Greetings All,

I’ve had a persistent issue for several months with Netskope on macOS that I wanted to throw out here to see if anyone else had come across something similar. Intermittently devices with the Netskope client installed will lose all connectivity to the internet. In the logs I see usually around 50,000 of these messages in a span of just a few seconds

`critical nsDNSProcessor.cpp:149 dnsProcessor Failed to get DNS resolver values`

Usually as this happens all active connections are killed, like ongoing zoom calls, even though those aren’t being steered to Netskope.

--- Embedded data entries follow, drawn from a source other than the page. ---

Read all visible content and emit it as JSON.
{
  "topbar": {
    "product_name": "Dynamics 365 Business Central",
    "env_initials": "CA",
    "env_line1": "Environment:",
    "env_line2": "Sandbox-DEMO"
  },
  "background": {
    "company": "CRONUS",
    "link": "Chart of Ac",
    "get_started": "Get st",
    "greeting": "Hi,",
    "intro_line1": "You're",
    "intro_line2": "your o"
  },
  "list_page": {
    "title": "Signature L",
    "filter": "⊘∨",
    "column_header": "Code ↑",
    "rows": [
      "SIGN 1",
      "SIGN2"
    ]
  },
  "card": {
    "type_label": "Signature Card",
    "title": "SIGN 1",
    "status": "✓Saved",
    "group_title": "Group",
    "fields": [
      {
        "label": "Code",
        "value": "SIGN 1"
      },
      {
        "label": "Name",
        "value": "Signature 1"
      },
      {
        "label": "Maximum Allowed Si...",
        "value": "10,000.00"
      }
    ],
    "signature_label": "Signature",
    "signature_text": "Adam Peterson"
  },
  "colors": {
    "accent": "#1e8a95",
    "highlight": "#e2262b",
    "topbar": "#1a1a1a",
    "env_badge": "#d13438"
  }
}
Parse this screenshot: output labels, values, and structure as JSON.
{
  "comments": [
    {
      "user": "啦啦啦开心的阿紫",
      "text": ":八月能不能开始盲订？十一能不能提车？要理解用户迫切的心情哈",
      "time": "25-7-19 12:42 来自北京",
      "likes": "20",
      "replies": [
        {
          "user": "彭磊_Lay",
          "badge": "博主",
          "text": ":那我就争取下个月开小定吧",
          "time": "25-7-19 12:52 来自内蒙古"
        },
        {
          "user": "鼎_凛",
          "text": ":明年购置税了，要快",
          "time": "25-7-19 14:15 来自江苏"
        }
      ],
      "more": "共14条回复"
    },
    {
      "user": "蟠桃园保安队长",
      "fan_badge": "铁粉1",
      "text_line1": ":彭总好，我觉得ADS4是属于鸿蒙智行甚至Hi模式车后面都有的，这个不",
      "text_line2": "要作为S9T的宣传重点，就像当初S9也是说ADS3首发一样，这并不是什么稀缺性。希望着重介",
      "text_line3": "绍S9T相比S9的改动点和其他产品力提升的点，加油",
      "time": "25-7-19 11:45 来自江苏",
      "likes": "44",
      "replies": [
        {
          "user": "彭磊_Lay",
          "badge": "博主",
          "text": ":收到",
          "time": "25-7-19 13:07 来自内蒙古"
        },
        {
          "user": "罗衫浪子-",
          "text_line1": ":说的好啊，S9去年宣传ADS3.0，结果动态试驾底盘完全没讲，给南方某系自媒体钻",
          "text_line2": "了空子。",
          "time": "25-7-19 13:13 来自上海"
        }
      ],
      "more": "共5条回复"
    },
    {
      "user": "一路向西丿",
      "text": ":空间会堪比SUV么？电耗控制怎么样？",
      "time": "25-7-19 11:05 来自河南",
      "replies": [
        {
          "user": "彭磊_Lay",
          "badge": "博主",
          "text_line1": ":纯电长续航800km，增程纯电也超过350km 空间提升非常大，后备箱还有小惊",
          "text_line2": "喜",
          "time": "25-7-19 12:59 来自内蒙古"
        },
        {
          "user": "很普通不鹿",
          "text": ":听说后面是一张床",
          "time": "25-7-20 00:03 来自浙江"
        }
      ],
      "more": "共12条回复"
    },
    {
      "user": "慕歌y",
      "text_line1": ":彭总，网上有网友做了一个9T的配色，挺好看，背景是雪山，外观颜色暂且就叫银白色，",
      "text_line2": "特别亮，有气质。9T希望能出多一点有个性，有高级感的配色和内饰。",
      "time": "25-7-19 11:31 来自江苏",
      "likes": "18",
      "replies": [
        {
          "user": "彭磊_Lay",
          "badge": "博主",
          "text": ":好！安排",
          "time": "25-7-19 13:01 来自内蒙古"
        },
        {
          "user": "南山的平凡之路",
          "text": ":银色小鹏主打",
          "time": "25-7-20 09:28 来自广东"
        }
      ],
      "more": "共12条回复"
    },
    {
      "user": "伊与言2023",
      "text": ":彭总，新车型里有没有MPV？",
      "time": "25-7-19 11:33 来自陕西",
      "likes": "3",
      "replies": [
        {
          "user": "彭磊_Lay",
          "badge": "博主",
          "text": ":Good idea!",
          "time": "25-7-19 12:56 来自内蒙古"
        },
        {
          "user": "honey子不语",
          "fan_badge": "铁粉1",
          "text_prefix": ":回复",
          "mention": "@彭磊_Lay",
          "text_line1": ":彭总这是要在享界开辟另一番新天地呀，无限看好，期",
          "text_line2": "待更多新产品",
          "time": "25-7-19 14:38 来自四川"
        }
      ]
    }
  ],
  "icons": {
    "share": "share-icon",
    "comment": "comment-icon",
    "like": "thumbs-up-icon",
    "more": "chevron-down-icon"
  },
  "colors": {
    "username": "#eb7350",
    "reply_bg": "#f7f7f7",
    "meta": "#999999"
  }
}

Before this I see the DTLS tunnel close down with this flow

npadebuglog.log

```

>info] npaClientHandler.cpp:748:npaClientHandlerStop():0x0 Will shutdown NPA handler and dispatch thread, tunnelId = 7f8b47.
rinfo] tcpclient.cpp:530:shutdown():0x1086a1160 Shutdown socket fd 45
rinfo] npaClientHandler.cpp:755:operator()():0x0 The client handler is stopping and shutting down, userId = 502.
rinfo] tcpclient.cpp:199:handleClose():0x1086a1160 Closing socket m_fd 45 fd 45
rerror] neClientTransportHander.cpp:190:operator()():0x12f45f000 Connection to GW gateway.npa.goskope.com (163.116.132.96) is terminated or failed with len = 0 or isErr = 1.
rinfo] dispatcherBase.cpp:392:stopDispatcherAsync():0x108273870 Set the flag to stop the dispatcher loop.
rinfo] npaClientHandler.cpp:1097:clearConfig():0x0 The NPA policy was unregistered, total = 0, tunnelId = 7f8b47.
rinfo] npaClientHandler.cpp:581:npaStopHandler():0x0 Handler (0x12f45f000, ret:2) is stopped and freed, userId = 502, loopRetryCnt = 0, isShutdown = 1.
rinfo] proxyClientChannel.cpp:36:~ClientChannelBase():0x12f45f3e8 Cleaning up ClientChannelBase
rinfo] L3ClientChannel.cpp:68:destroy():0x12f45f060 Cleaning up l3clientChannel
rinfo] dispatcherBase.cpp:153:~DispatcherBase():0x108273870 The DispatcherBase 0x108273870 is info] npaClientHandler.cpp:626:dispatcherThreadProc():0x0 ======== Exiting dispatcher thread: userId = 502, tunnelId = 7f8b47 ========

```

nsdebuglog.log

```

error nsssl.cpp:972 nsssl DTLS SSL_write failed, err: 0, syserr: 49
error tunnel.cpp:1042 nsTunnel DTLS nsssl_write failed, err: -1
info nsssl.cpp:555 nsssl nsssl_disconnect enter
info nsssl.cpp:1020 nsssl DTLS SSL shutdown
info nsssl.cpp:1044 nsssl DTLS Exit SSL shutdown
info nsssl.cpp:1531 nsssl DTLS Closing sock 12
error nsssl.cpp:2003 nsssl select failed, err: 9
info nsssl.cpp:1794 nsssl set close all connections
info nsssl.cpp:1800 nsssl Closing All connections. 1
info tunnel.cpp:373 nsTunnel DTLS received nsssl_closed, tunnel destroyed
info nsssl.cpp:580 nsssl DTLS Cleanup SSL
error nsssl.cpp:570 nsssl DTLS send failed on sock_pair 1
info nsssl.cpp:573 nsssl nsssl_disconnect exit

```

It’s odd because 14-seconds previous it looks like the tunnel is healthy

```

info tunnel.cpp:502 nsTunnel DTLS sessId 502] Sending PING frame

info tunnel.cpp:605 nsTunnel DTLS sessId 502] Received PING_REPLY frame

```

I think this is caused by something with the nsAuxService as I see this before

`nsAuxiSvc.log`

```

critical nsAuxServiceDelegate.mm:124 nsAuxSvc App Proxy Connection invalidated/closed the connection

error flushDns.cpp:31 nsutilsFlushDNS Flush DNS cache command killall -HUP mDNSResponder error code 0

```

It looks like something is maybe kill the connection to that service or the system extension? I’ve got Crowdstrike running on these machines but I’ve extensively reviewed the exclusions and there are no detections. 

So at the end of it, it looks like Netskope is possibly being killed which leaves my systems in a state recoverable sometimes only with a reboot. Has anyone seen anything like this or done troubleshot anything similar?